I have bad news for all of you: there is basically no research to back any claim as to recovery times, supercompensation, central nervous system overtraining, etc. I reviewed some of the research on underperformance syndromes, especially those related to sympathetic overtraining and there might (only “might”) be some correlation between that and what we, powerlifters, observe in high performance lifters after either an important meet, with a huge max, or too frequent maxes (inadequate periodization).
I spent the last two hours reviewing what I had already reviewed and there’s only very indirect evidence to any of what “everybody knows”. That’s too bad. This is where urban legend and guru knowledge comes from: the notorious gap between science and practice.
So, in practice:
- “Everybody knows” static stimulus (the type we do in powerlifting, for example) takes much longer to recover than dynamic stimulus (the type we do in weightlifting, for example).
- “Everybody knows” excentric training is extremely taxing over the body. There’s some research (with quite debatable methodology) showing you might have over 60% strength loss due to excentric effort produced injury. So, “everybody knows” you shouldn’t do it too often.

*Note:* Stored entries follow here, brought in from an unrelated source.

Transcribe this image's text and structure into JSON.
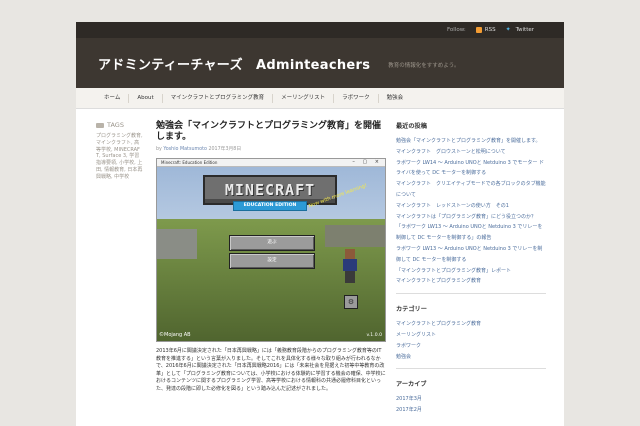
{
  "topbar": {
    "follow_label": "Follow:",
    "rss_label": "RSS",
    "twitter_label": "Twitter"
  },
  "header": {
    "title": "アドミンティーチャーズ　Adminteachers",
    "tagline": "教育の情報化をすすめよう。"
  },
  "nav": {
    "items": [
      "ホーム",
      "About",
      "マインクラフトとプログラミング教育",
      "メーリングリスト",
      "ラボワーク",
      "勉強会"
    ]
  },
  "tags": {
    "heading": "TAGS",
    "text": "プログラミング教育, マインクラフト, 高等学校, MINECRAFT, Surface 3, 学習指導要領, 小学校, 上田, 情報教育, 日本再興戦略, 中学校"
  },
  "post": {
    "title": "勉強会「マインクラフトとプログラミング教育」を開催します。",
    "meta_by": "by",
    "author": "Yoshio Matsumoto",
    "date": "2017年3月8日",
    "screenshot": {
      "window_title": "Minecraft: Education Edition",
      "logo_text": "MINECRAFT",
      "edition_text": "EDUCATION EDITION",
      "splash_text": "Now with more learning!",
      "play_button": "遊ぶ",
      "settings_button": "設定",
      "credit": "©Mojang AB",
      "version": "v.1.0.0"
    },
    "body": "2013年6月に閣議決定された「日本再興戦略」には「義務教育段階からのプログラミング教育等のIT教育を推進する」という言葉が入りました。そしてこれを具体化する様々な取り組みが行われるなかで、2016年6月に閣議決定された「日本再興戦略2016」には「未来社会を見据えた初等中等教育の改革」として「プログラミング教育については、小学校における体験的に学習する機会の確保、中学校におけるコンテンツに関するプログラミング学習、高等学校における情報科の共通必履修科目化といった、発達の段階に即した必修化を図る」という踏み込んだ記述がされました。"
  },
  "sidebar": {
    "recent_heading": "最近の投稿",
    "recent": [
      "勉強会「マインクラフトとプログラミング教育」を開催します。",
      "マインクラフト　グロウストーンと松明について",
      "ラボワーク LW14 ～ Arduino UNOと Netduino 3 でモーター ドライバを使って DC モーターを制御する",
      "マインクラフト　クリエイティブモードでの各ブロックのタブ機能について",
      "マインクラフト　レッドストーンの使い方　その1",
      "マインクラフトは「プログラミング教育」にどう役立つのか？",
      "「ラボワーク LW13 ～ Arduino UNOと Netduino 3 でリレーを制御して DC モーターを制御する」の報告",
      "ラボワーク LW13 ～ Arduino UNOと Netduino 3 でリレーを制御して DC モーターを制御する",
      "「マインクラフトとプログラミング教育」レポート",
      "マインクラフトとプログラミング教育"
    ],
    "category_heading": "カテゴリー",
    "categories": [
      "マインクラフトとプログラミング教育",
      "メーリングリスト",
      "ラボワーク",
      "勉強会"
    ],
    "archive_heading": "アーカイブ",
    "archives": [
      "2017年3月",
      "2017年2月"
    ]
  },
  "colors": {
    "header_bg": "#3d3731",
    "topbar_bg": "#2e2a26",
    "link": "#4b6d9c",
    "rss": "#f39c33",
    "twitter": "#4fb6e8"
  }
}
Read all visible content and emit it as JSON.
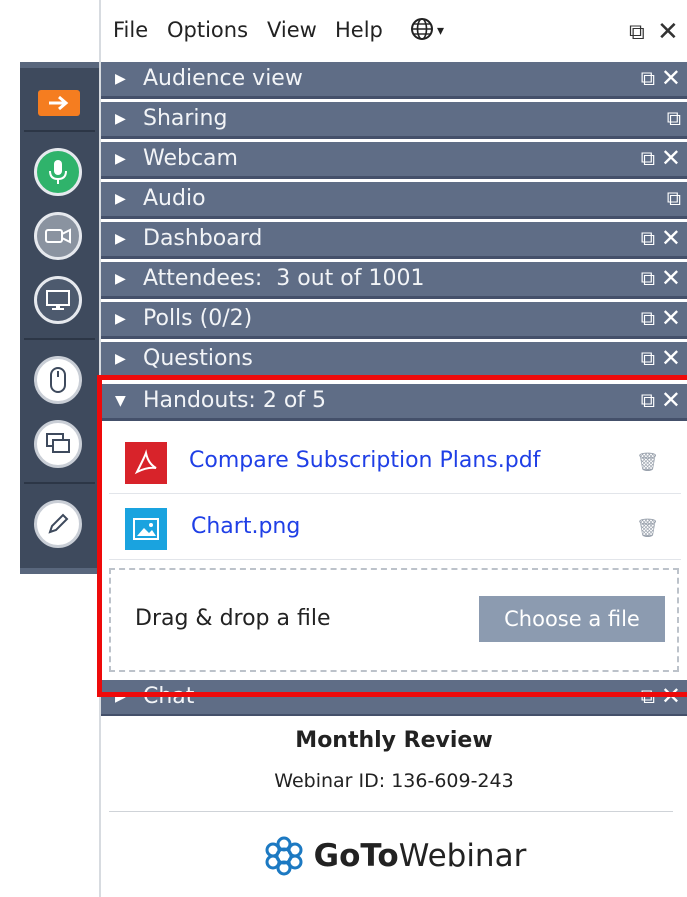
{
  "menubar": {
    "items": [
      "File",
      "Options",
      "View",
      "Help"
    ],
    "language_icon": "globe-icon",
    "language_caret": "▾"
  },
  "panes": [
    {
      "label": "Audience view",
      "expanded": false,
      "closable": true
    },
    {
      "label": "Sharing",
      "expanded": false,
      "closable": false
    },
    {
      "label": "Webcam",
      "expanded": false,
      "closable": true
    },
    {
      "label": "Audio",
      "expanded": false,
      "closable": false
    },
    {
      "label": "Dashboard",
      "expanded": false,
      "closable": true
    },
    {
      "label": "Attendees:  3 out of 1001",
      "expanded": false,
      "closable": true
    },
    {
      "label": "Polls (0/2)",
      "expanded": false,
      "closable": true
    },
    {
      "label": "Questions",
      "expanded": false,
      "closable": true
    },
    {
      "label": "Handouts: 2 of 5",
      "expanded": true,
      "closable": true
    },
    {
      "label": "Chat",
      "expanded": false,
      "closable": true
    }
  ],
  "handouts": {
    "files": [
      {
        "name": "Compare Subscription Plans.pdf",
        "type": "pdf"
      },
      {
        "name": "Chart.png",
        "type": "image"
      }
    ],
    "drop_text": "Drag & drop a file",
    "choose_label": "Choose a file"
  },
  "footer": {
    "title": "Monthly Review",
    "webinar_id": "Webinar ID: 136-609-243",
    "brand_go": "GoTo",
    "brand_rest": "Webinar"
  },
  "toolbar": {
    "icons": [
      "arrow-right-icon",
      "microphone-icon",
      "webcam-icon",
      "screen-icon",
      "mouse-icon",
      "screens-icon",
      "pen-icon"
    ]
  },
  "colors": {
    "pane_header": "#5f6d86",
    "toolbar": "#3e4a5d",
    "accent_orange": "#f57d20",
    "mic_green": "#2fb36b",
    "link_blue": "#1f3fe6",
    "highlight_red": "#ee0a0a"
  }
}
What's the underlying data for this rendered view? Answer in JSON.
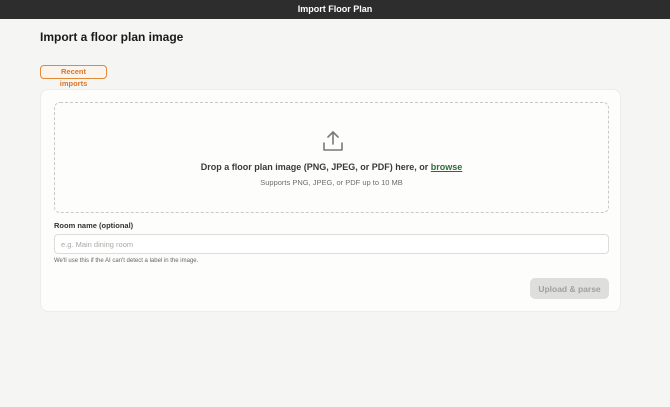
{
  "window": {
    "title": "Import Floor Plan"
  },
  "page": {
    "title": "Import a floor plan image"
  },
  "recent_imports_label": "Recent imports",
  "dropzone": {
    "main_text": "Drop a floor plan image (PNG, JPEG, or PDF) here, or",
    "browse_label": "browse",
    "sub_text": "Supports PNG, JPEG, or PDF up to 10 MB",
    "icon": "upload-icon"
  },
  "room_field": {
    "label": "Room name (optional)",
    "placeholder": "e.g. Main dining room",
    "value": "",
    "hint": "We'll use this if the AI can't detect a label in the image."
  },
  "submit": {
    "label": "Upload & parse",
    "enabled": false
  },
  "colors": {
    "titlebar_bg": "#2d2d2d",
    "accent_orange": "#e08a3a",
    "link_green": "#2f6b35",
    "disabled_button_bg": "#dededc"
  }
}
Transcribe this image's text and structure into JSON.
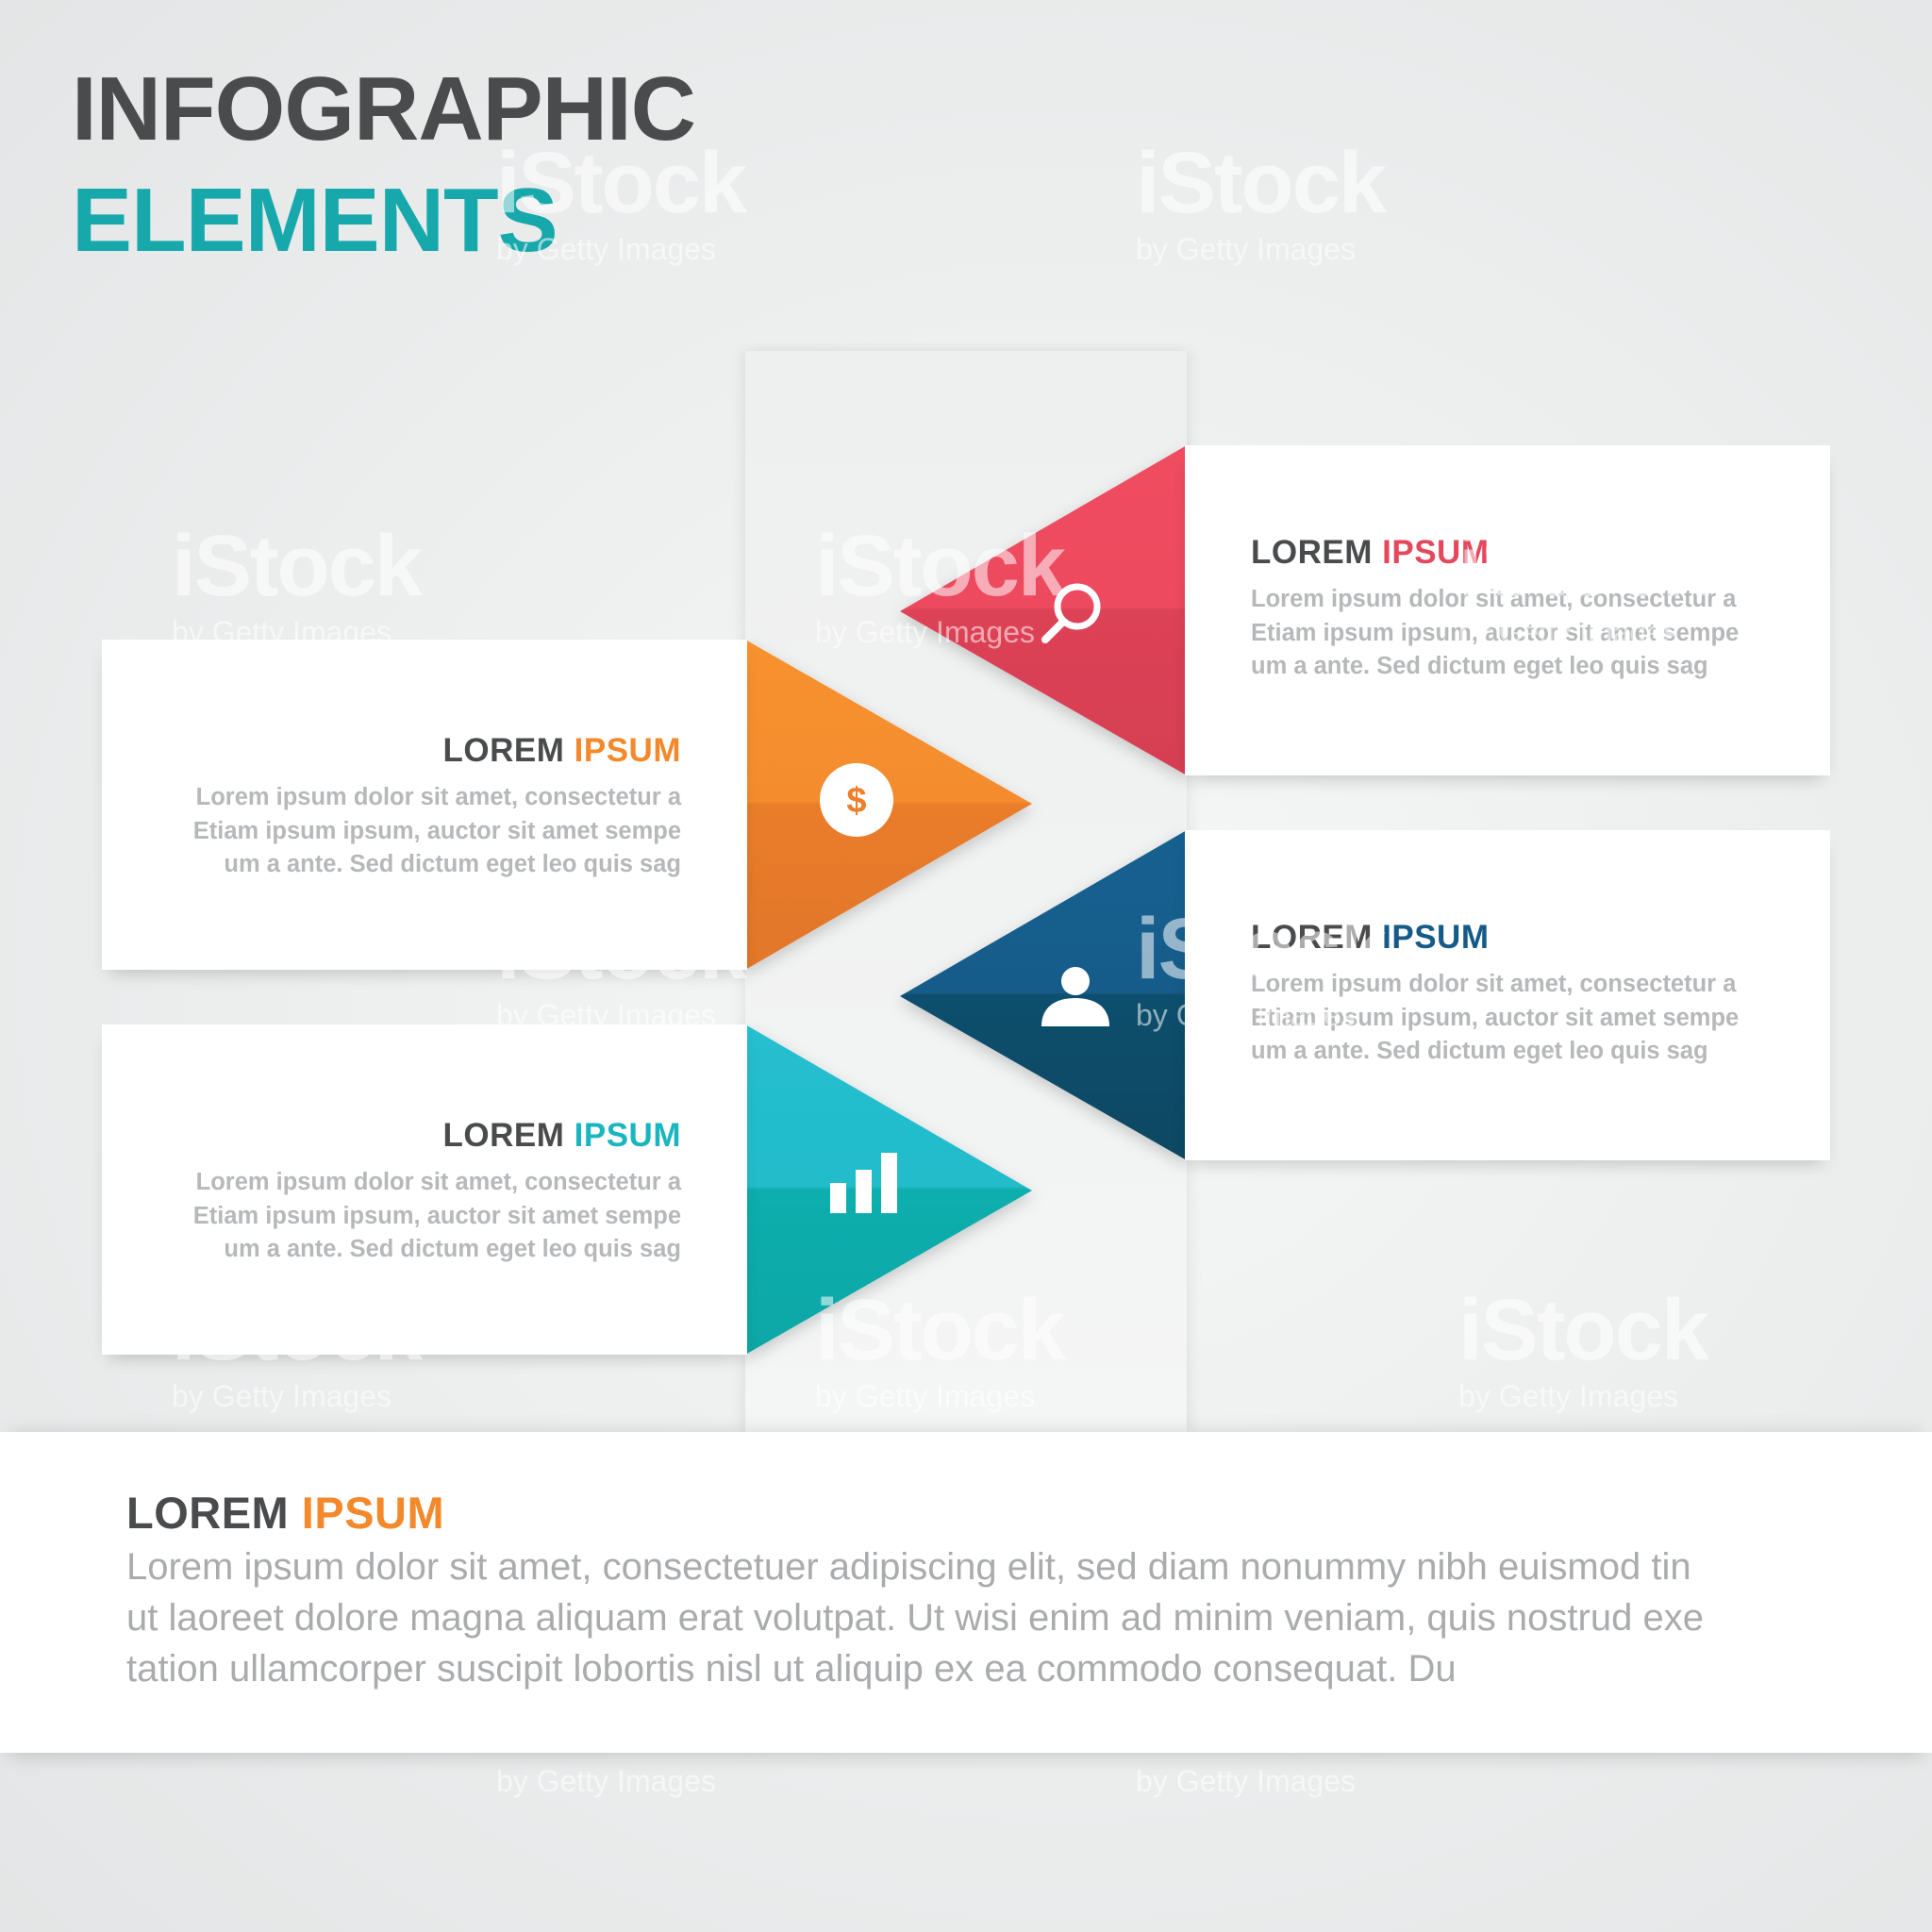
{
  "header": {
    "title_line1": "INFOGRAPHIC",
    "title_line2": "ELEMENTS",
    "title_accent_color": "#17a8ac"
  },
  "steps": [
    {
      "id": "red",
      "color": "#e4485c",
      "icon": "magnifier-icon",
      "title_dark": "LOREM",
      "title_accent": "IPSUM",
      "text": "Lorem ipsum dolor sit amet, consectetur a\nEtiam ipsum ipsum, auctor sit amet sempe\num a ante. Sed dictum eget leo quis sag"
    },
    {
      "id": "orange",
      "color": "#f3892b",
      "icon": "dollar-coin-icon",
      "title_dark": "LOREM",
      "title_accent": "IPSUM",
      "text": "Lorem ipsum dolor sit amet, consectetur a\nEtiam ipsum ipsum, auctor sit amet sempe\num a ante. Sed dictum eget leo quis sag"
    },
    {
      "id": "blue",
      "color": "#155b88",
      "icon": "user-icon",
      "title_dark": "LOREM",
      "title_accent": "IPSUM",
      "text": "Lorem ipsum dolor sit amet, consectetur a\nEtiam ipsum ipsum, auctor sit amet sempe\num a ante. Sed dictum eget leo quis sag"
    },
    {
      "id": "teal",
      "color": "#1ab6c0",
      "icon": "bar-chart-icon",
      "title_dark": "LOREM",
      "title_accent": "IPSUM",
      "text": "Lorem ipsum dolor sit amet, consectetur a\nEtiam ipsum ipsum, auctor sit amet sempe\num a ante. Sed dictum eget leo quis sag"
    }
  ],
  "bottom": {
    "title_dark": "LOREM",
    "title_accent": "IPSUM",
    "accent_color": "#f3892b",
    "text": "Lorem ipsum dolor sit amet, consectetuer adipiscing elit, sed diam nonummy nibh euismod tin\nut laoreet dolore magna aliquam erat volutpat. Ut wisi enim ad minim veniam, quis nostrud exe\ntation ullamcorper suscipit lobortis nisl ut aliquip ex ea commodo consequat. Du"
  },
  "watermark": {
    "brand": "iStock",
    "byline": "by Getty Images"
  }
}
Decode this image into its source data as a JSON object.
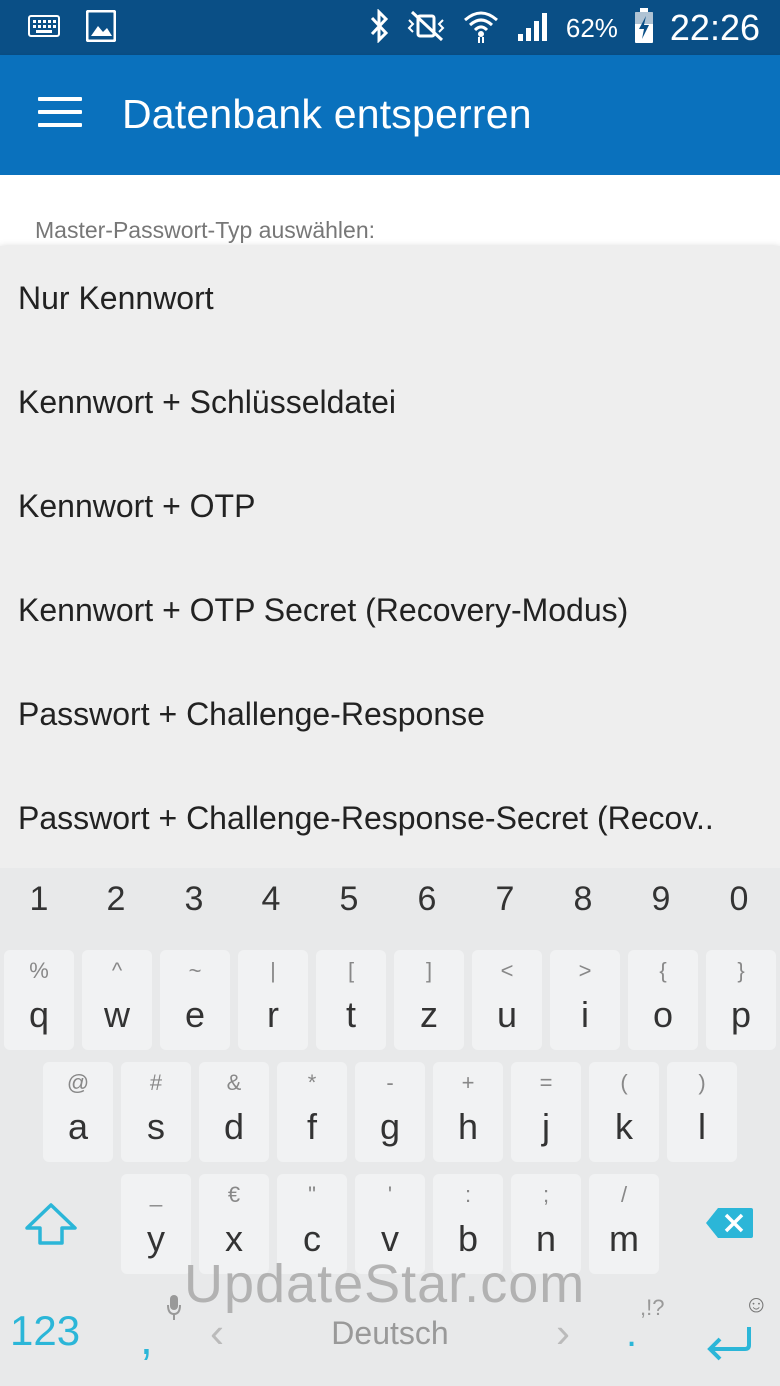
{
  "status_bar": {
    "battery": "62%",
    "time": "22:26",
    "icons": [
      "keyboard-icon",
      "image-icon",
      "bluetooth-icon",
      "mute-vibrate-icon",
      "wifi-icon",
      "signal-icon",
      "battery-charging-icon"
    ]
  },
  "app_bar": {
    "title": "Datenbank entsperren",
    "menu_icon": "hamburger-menu-icon"
  },
  "content": {
    "label": "Master-Passwort-Typ auswählen:"
  },
  "dropdown": {
    "options": [
      "Nur Kennwort",
      "Kennwort + Schlüsseldatei",
      "Kennwort + OTP",
      "Kennwort + OTP Secret (Recovery-Modus)",
      "Passwort + Challenge-Response",
      "Passwort + Challenge-Response-Secret (Recov.."
    ]
  },
  "keyboard": {
    "numbers": [
      "1",
      "2",
      "3",
      "4",
      "5",
      "6",
      "7",
      "8",
      "9",
      "0"
    ],
    "row1": [
      {
        "main": "q",
        "hint": "%"
      },
      {
        "main": "w",
        "hint": "^"
      },
      {
        "main": "e",
        "hint": "~"
      },
      {
        "main": "r",
        "hint": "|"
      },
      {
        "main": "t",
        "hint": "["
      },
      {
        "main": "z",
        "hint": "]"
      },
      {
        "main": "u",
        "hint": "<"
      },
      {
        "main": "i",
        "hint": ">"
      },
      {
        "main": "o",
        "hint": "{"
      },
      {
        "main": "p",
        "hint": "}"
      }
    ],
    "row2": [
      {
        "main": "a",
        "hint": "@"
      },
      {
        "main": "s",
        "hint": "#"
      },
      {
        "main": "d",
        "hint": "&"
      },
      {
        "main": "f",
        "hint": "*"
      },
      {
        "main": "g",
        "hint": "-"
      },
      {
        "main": "h",
        "hint": "+"
      },
      {
        "main": "j",
        "hint": "="
      },
      {
        "main": "k",
        "hint": "("
      },
      {
        "main": "l",
        "hint": ")"
      }
    ],
    "row3": [
      {
        "main": "y",
        "hint": "_"
      },
      {
        "main": "x",
        "hint": "€"
      },
      {
        "main": "c",
        "hint": "\""
      },
      {
        "main": "v",
        "hint": "'"
      },
      {
        "main": "b",
        "hint": ":"
      },
      {
        "main": "n",
        "hint": ";"
      },
      {
        "main": "m",
        "hint": "/"
      }
    ],
    "mode_key": "123",
    "comma": ",",
    "space_label": "Deutsch",
    "period": ".",
    "period_hint": ",!?",
    "accent_color": "#2bb6d8"
  },
  "watermark": "UpdateStar.com"
}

- “Everybody knows” weighlifters train few days before a meet with real high loads. Something that leaves powerlifters in awe or, worse, when they try to mimic weighliters, in total underperformance hell.
- “Everybody knows” the deadlift is what takes longer to recover. Nobody knows why.
Who’s “everybody”? Good coaches. People who observe, spend hours in pubmed and try to put two and two together.
But this is getting harder every day.
I do what I can, but I’m not a guru and I will never be one. I believe gurus feed mythology, not knowledge.